The revenge of the controversial hypantra of Argentinosaurus
January 8, 2008
A quick follow-up on Darren’s recent post: the reconstructed Argentinosaurus dorsal in the photo he used seems to be based on the anterior dorsal of the holotype — at the least, the proportions and most of the features are the same — so we can get some more information by looking at the figure of the same element in the description of Bonaparte and Coria (1993). Here it is:
This shows the details better than the photo, though admittedly it’s rather less spectacular. But what’s most noticable, to me at least, is that the centrum and the lower part of the neural arch is completely missing … which means that the “hypantrum” of the reconstructed vertebra in the photo that Darren used is pretty much a complete fiction. Or let’s be more charitable and say “involves a certain amount of interpretation”.

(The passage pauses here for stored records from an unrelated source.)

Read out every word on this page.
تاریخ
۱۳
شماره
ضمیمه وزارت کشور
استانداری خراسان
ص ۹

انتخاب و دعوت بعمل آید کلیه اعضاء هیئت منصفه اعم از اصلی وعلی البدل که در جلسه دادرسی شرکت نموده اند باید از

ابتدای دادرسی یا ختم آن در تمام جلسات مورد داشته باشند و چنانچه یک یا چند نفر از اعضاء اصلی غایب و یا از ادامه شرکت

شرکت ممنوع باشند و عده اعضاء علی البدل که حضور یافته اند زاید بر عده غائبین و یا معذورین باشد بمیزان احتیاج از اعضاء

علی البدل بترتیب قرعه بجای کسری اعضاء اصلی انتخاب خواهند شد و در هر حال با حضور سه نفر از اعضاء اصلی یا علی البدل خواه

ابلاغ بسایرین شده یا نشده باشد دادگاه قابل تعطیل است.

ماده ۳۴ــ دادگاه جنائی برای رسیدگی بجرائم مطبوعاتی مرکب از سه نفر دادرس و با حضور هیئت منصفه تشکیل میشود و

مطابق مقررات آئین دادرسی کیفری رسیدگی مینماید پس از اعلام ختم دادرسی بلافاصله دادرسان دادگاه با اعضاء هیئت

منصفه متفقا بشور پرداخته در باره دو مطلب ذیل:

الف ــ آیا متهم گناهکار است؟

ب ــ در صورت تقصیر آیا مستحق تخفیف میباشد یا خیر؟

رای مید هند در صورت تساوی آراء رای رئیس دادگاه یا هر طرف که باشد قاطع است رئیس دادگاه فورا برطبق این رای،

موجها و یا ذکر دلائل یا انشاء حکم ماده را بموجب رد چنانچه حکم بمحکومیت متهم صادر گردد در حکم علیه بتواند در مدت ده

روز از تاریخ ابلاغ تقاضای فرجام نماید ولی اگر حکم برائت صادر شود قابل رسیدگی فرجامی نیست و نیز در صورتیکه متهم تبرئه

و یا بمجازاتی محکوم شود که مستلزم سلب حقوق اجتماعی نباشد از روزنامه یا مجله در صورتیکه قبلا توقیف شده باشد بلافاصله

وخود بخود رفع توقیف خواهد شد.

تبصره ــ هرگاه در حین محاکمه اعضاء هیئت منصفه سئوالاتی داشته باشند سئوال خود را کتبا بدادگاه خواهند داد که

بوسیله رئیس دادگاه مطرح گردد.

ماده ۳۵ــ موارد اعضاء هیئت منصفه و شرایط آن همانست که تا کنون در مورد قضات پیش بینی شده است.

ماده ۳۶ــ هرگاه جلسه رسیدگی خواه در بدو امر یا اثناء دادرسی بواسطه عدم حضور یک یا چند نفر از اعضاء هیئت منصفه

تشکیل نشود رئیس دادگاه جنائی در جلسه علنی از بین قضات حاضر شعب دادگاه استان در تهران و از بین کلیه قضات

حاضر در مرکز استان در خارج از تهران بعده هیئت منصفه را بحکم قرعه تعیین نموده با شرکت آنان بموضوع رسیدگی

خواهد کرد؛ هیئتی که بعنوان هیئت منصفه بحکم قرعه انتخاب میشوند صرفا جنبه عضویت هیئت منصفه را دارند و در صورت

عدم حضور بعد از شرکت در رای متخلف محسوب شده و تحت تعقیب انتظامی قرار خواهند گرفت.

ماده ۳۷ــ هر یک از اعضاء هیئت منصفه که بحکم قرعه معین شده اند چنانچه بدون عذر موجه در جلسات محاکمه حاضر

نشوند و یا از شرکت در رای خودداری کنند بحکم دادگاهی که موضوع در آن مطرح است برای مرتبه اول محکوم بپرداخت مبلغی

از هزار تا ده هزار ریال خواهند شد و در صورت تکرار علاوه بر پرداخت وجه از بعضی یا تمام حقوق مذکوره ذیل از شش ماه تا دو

So! What’s the story? The dorsal figured here is the one that Bonaparte and Coria considered to be ?first, but the ?second and ?third (and more posterior dorsals) are also preserved — and more fully, at least in the relevant area. The ?second dorsal, shown in their figure 3, is not illustrated in anterior view, but the ?third is shown in their figure 4:
So now we can see what we came here for: the distinctly ventrolaterally sloping borders of the triangular hollow below the prezygapophyses. But is it a hypantrum? Well, the purpose of a hypantrum is to accept the hyposphene of the vertebra in front: but if this vertebra’s alleged hypantrum were filled by a hyposphene, its neural canal would be almost completely blocked off. So maybe not. And indeed the ?second dorsal of the Argentinosaurus type specimen, figured by B&C93 in posterior view as fig. 3A, doesn’t seem to have anything resembling a hyposphene. So that supports Salgado and Martínez’s (1993) assertion that the “hyposphenes” of Argentinosaurus are in fact just big old centropostzygapophyseal laminae. (Salgado and Bonaparte 2007 cited and reaffirmed this reidentification, but noted that the posterior dorsals of Big-A do seem to have big hyposphenes and hypantra. Unfortunately these don’t seem to be figured in any of the papers we’ve cited here, so who can say?)
At this point, I am going to stop (A) posting all the figures from Bonaparte and Coria 1993, and (B) pontificating … at least until I’ve read Apesteguía (2005) which — for shame — I haven’t, yet. Well, it’s a truly frightening piece of work.
References are the same as for Darren’s post.